手に取るとその裏には名前が書かれており、それを見た私はドキリとしてとても複雑な何とも言えない気持ちになったのでした。
「〇〇小学校1ねん○くみ さとうみちこ」と書かれていたその袋は微かに見覚えがあり書かれている文字、その学校、クラスその名前えにも見覚えがありました。
その小学校と学年は私が卒業したクラスでひらがなで書かれた名前は当時の同級生のものだったからです。
館内はほとんど利用者も帰り節電のため電気が一部消されておりその静かさが余計になんだか怖い感覚を加速させました。
巾着は小学生のときのまま…わたしはなんだかドキドキしながら巾着を開くと子供用の財布が一つ入っており、中には小学生が遊びで作った身分証カードが一枚だけ入っていました。
私のいた小学校はお受験小学校で私の記憶ではその子はとても頭がよくいつも成績上位でした。
ただ少し変わった子だったのも記憶にあり、低学年の頃仲がよく一緒に遊んだこともありましたが学年が上がるごとに疎遠になり、持ち上がりの中学への入学の頃にはすっかり話さなくなっていました。
何故持ち物が小学生のままなのか、私が落とし物を処理することになったのはたまたまなのか…すべてのことがなんだか不思議で少し不気味でした。
いろんな気持ちで頭がぐるぐるしましたが、ただそれ以上個人情報がなかったので、落とし物として帳簿に記入し不思議のきもちなまま閉館10分前になりました。
私は閉館の準備をするため事務局の奥に入りまだ残っている利用者への館内アナウンスや事務局の施錠など作業していたのですがその時、事務局のお客様窓口のベルがピーピーとなりました。

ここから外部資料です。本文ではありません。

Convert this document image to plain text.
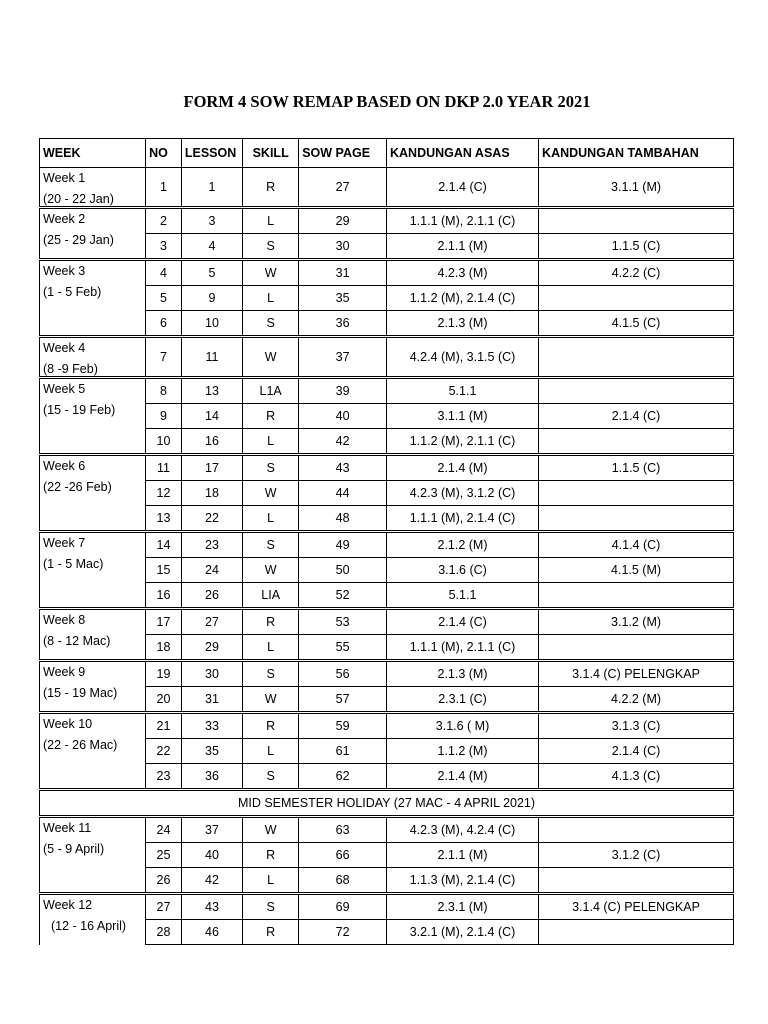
FORM 4 SOW REMAP BASED ON DKP 2.0 YEAR 2021
WEEK	NO	LESSON	SKILL	SOW PAGE	KANDUNGAN ASAS	KANDUNGAN TAMBAHAN

Week 1
(20 - 22 Jan)	1	1	R	27	2.1.4 (C)	3.1.1 (M)

Week 2
(25 - 29 Jan)	2	3	L	29	1.1.1 (M), 2.1.1 (C)	
	3	4	S	30	2.1.1 (M)	1.1.5 (C)

Week 3
(1 - 5 Feb)	4	5	W	31	4.2.3 (M)	4.2.2 (C)
	5	9	L	35	1.1.2 (M), 2.1.4 (C)	
	6	10	S	36	2.1.3 (M)	4.1.5 (C)

Week 4
(8 -9 Feb)	7	11	W	37	4.2.4 (M), 3.1.5 (C)	

Week 5
(15 - 19 Feb)	8	13	L1A	39	5.1.1	
	9	14	R	40	3.1.1 (M)	2.1.4 (C)
	10	16	L	42	1.1.2 (M), 2.1.1 (C)	

Week 6
(22 -26 Feb)	11	17	S	43	2.1.4 (M)	1.1.5 (C)
	12	18	W	44	4.2.3 (M), 3.1.2 (C)	
	13	22	L	48	1.1.1 (M), 2.1.4 (C)	

Week 7
(1 - 5 Mac)	14	23	S	49	2.1.2 (M)	4.1.4 (C)
	15	24	W	50	3.1.6 (C)	4.1.5 (M)
	16	26	LIA	52	5.1.1	

Week 8
(8 - 12 Mac)	17	27	R	53	2.1.4 (C)	3.1.2 (M)
	18	29	L	55	1.1.1 (M), 2.1.1 (C)	

Week 9
(15 - 19 Mac)	19	30	S	56	2.1.3 (M)	3.1.4 (C) PELENGKAP
	20	31	W	57	2.3.1 (C)	4.2.2 (M)

Week 10
(22 - 26 Mac)	21	33	R	59	3.1.6 ( M)	3.1.3 (C)
	22	35	L	61	1.1.2 (M)	2.1.4 (C)
	23	36	S	62	2.1.4 (M)	4.1.3 (C)
MID SEMESTER HOLIDAY (27 MAC - 4 APRIL 2021)						

Week 11
(5 - 9 April)	24	37	W	63	4.2.3 (M), 4.2.4 (C)	
	25	40	R	66	2.1.1 (M)	3.1.2 (C)
	26	42	L	68	1.1.3 (M), 2.1.4 (C)	

Week 12
(12 - 16 April)	27	43	S	69	2.3.1 (M)	3.1.4 (C) PELENGKAP
	28	46	R	72	3.2.1 (M), 2.1.4 (C)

利用者はすべて帰ったことは確認済みだったのでもしかしてという気持ちでドキドキしながら出て見るとそこには巾着袋の同級生がいました。
大人になっていましたが小学生のときの面影がかなりあり、間違いなく彼女でした。
彼女は、やけにテンションが高く満面の笑みで「館内を散策していたら持ち物がなくなった」というのです。
そして私に気づいた彼女は、「〇〇じゃん!また会ったね私達よく公民館で遊んでるよね?」と不思議なことを言うのです。